For sending stuff to other people I just use zip, because it is the lowest common denominator, but I make sure to always use info-zip so that I don't use any weird proprietary extensions, and get proper zip64 support.
If you want something done right, you gotta do it yourself!
It's capable of reading and writing tar files, and the big benefit over extracting is that you can repack a tar by (as the name says) streaming it, with a decision callback which allows you to discard, keep, or "edit" a file - where edit does unpack to a temporary file at which point you can arbitrarily change the file or the header info and then keep or discard once you're done.
As someone who burned a lot of CDs on Linux on the 90s, you bet i recognize that name, and didn't hear this news.
He had strong feelings about his star being the star and an unrelated star archiving tool needing to be renamed. Something I was in no position to do or advocate for. I no longer remember if we actually discussed the technical matter or not at any point.
I was wondering if mention of him would pop up in the comments since he wrote a tar (and possibly pax, I no longer remember) implementation.

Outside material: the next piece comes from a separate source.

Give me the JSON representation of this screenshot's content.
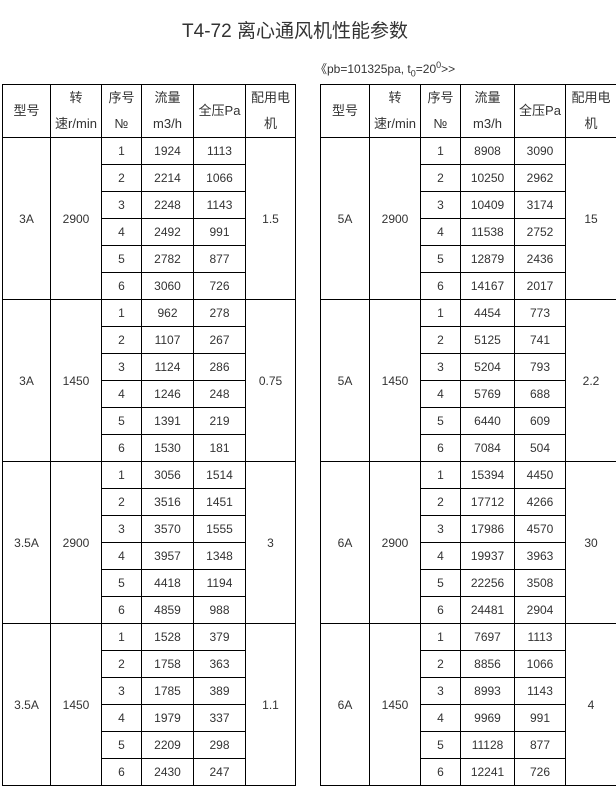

I once did the same thing (something else, not a tar). I was on discord at the time and typed in messages about the stupid stuff I noticed while writing my own code. A guy told me I'm an asshole and a shit programmer/personality because I wasn't willing to use stick with/figure out standard tools + blocked me. Which is weird because why wouldn't you want more tools available. I gave away my source at the end
Don't be afraid of writing your own stuff!
I've been working on a userspace library which would make writing userspace programs that interact with these kinds of dangerous paths more safe (though it's been on the backburner recently).
When I untarred it in the terminal with xvf I would see the files in the directories inside the tarball being created. But when I untarred a previous working version of this tarball, it would create the directory before untarring it.
Googling all of this is impossible by the way. I couldn’t figure out how to get Python to create a “blank directory” first inside the tarball so eventually I gave up and made my script take in a path to an already existing folder instead of individual files.
Like what if dogpictures.tar.gz contains a ../.bashrc. Untar from $USER/Downloads and whoops..
EDIT: nevermind, I read the actual article. This only happens if you explicitly tell it to with the -P flag.